PTAは必要か?…暗黙ルール「全員参加」の酷、「平日お掃除会」「ハンドベル」とは、高まる議論

平日の昼間に会合なんて

 PTAは、保護者と教職員が協力して子供の健全育成を図る社会教育関係団体。学校単位で組織され、体制や運営方法に違いはあるが、本部役員のほか広報や校外、学年・クラスなど各種委員会が設置される。原則、任意加入であっても、都市部では子供の在学中に必ず一回は引き受けるのが暗黙のルールとなっているところが多いようだ。

 活動が平日でも、共働き家庭が免除されるわけではない。小学6年の1人息子がいる東京都の会社員、小林加代さん(49)=仮名=もクラス委員を経験した。「大変なのは平日の委員会。専業主婦のお母さんたちは平日に集まろうとする」。
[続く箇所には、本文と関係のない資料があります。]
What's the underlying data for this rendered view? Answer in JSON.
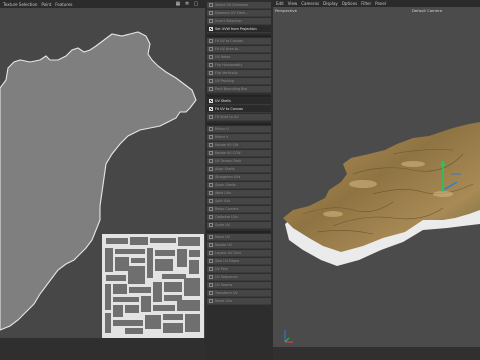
{
  "uv_editor": {
    "menu": [
      "Texture Selection",
      "Point",
      "Features"
    ],
    "icons": [
      "grid-icon",
      "settings-icon",
      "close-icon"
    ]
  },
  "uv_commands": {
    "items": [
      {
        "label": "Select UV Elements",
        "active": false
      },
      {
        "label": "Deselect UV Elem...",
        "active": false
      },
      {
        "label": "Invert Selection",
        "active": false
      },
      {
        "label": "Set UVW from Projection",
        "active": true
      },
      {
        "label": "Fit UV to Canvas",
        "active": false
      },
      {
        "label": "Fit UV Area to...",
        "active": false
      },
      {
        "label": "UV Relax",
        "active": false
      },
      {
        "label": "Flip Horizontally",
        "active": false
      },
      {
        "label": "Flip Vertically",
        "active": false
      },
      {
        "label": "UV Packing",
        "active": false
      },
      {
        "label": "Pack Bounding Box",
        "active": false
      },
      {
        "label": "UV Shells",
        "active": true
      },
      {
        "label": "Fit UV to Canvas",
        "active": true
      },
      {
        "label": "Fit Shell to UV",
        "active": false
      },
      {
        "label": "Mirror U",
        "active": false
      },
      {
        "label": "Mirror V",
        "active": false
      },
      {
        "label": "Rotate 90 CW",
        "active": false
      },
      {
        "label": "Rotate 90 CCW",
        "active": false
      },
      {
        "label": "UV Terrain Pack",
        "active": false
      },
      {
        "label": "Align Shells",
        "active": false
      },
      {
        "label": "Straighten UVs",
        "active": false
      },
      {
        "label": "Stack Shells",
        "active": false
      },
      {
        "label": "Weld UVs",
        "active": false
      },
      {
        "label": "Split UVs",
        "active": false
      },
      {
        "label": "Relax Corners",
        "active": false
      },
      {
        "label": "Optimize UVs",
        "active": false
      },
      {
        "label": "Scale UV",
        "active": false
      },
      {
        "label": "Move UV",
        "active": false
      },
      {
        "label": "Rotate UV",
        "active": false
      },
      {
        "label": "Layout UV Grid",
        "active": false
      },
      {
        "label": "Sew UV Edges",
        "active": false
      },
      {
        "label": "UV Peel",
        "active": false
      },
      {
        "label": "UV Sequence",
        "active": false
      },
      {
        "label": "UV Seams",
        "active": false
      },
      {
        "label": "Transform UV",
        "active": false
      },
      {
        "label": "Reset UVs",
        "active": false
      }
    ]
  },
  "viewport": {
    "menu": [
      "Edit",
      "View",
      "Cameras",
      "Display",
      "Options",
      "Filter",
      "Panel"
    ],
    "view_name": "Perspective",
    "camera_name": "Default Camera"
  },
  "colors": {
    "accent_active": "#e4e4e4",
    "terrain_top": "#a2814f",
    "terrain_side": "#e8e8e8",
    "gizmo_green": "#2fbf5b",
    "gizmo_blue": "#2c7bd6",
    "axis_red": "#e04545"
  }
}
小林さんが平日の会合を乗り切れたのは、クラス委員が1学級2人体制だから。もう1人が同じように働く母親だったので、都合の悪いときはカバーし合うことができたという。

 東京都の会社員、鈴木聡子さん(37)=同=は小学6年の長男が4年生だった一昨年、下の子供の育児休業中で「今なら平日の集まりに出られる」とクラス委員を引き受けた。しかし、下の子が小学生になったときは同じ手が使えない。「他のお母さんたちと雑談するのが大事だから、お父さんが加わるのは難しいでしょうし」と悩む。

 不要と思われる活動が多い点を指摘する意見もしばしば聞かれる。地域の自治会長や議員、首長も参加した新年会で本部役員たちがハンドベルを演奏したことを広報誌で知り、「余興の練習に時間を費やすなら絶対に役員をしたくない」という母親もいる。

 「PTAが何のためにあるのか分からない。保護者同士のコミュニケーションを図っているだけで、子供に還元されない」と話すのは奈良県の教員、田中明子さん(46)=同=だ。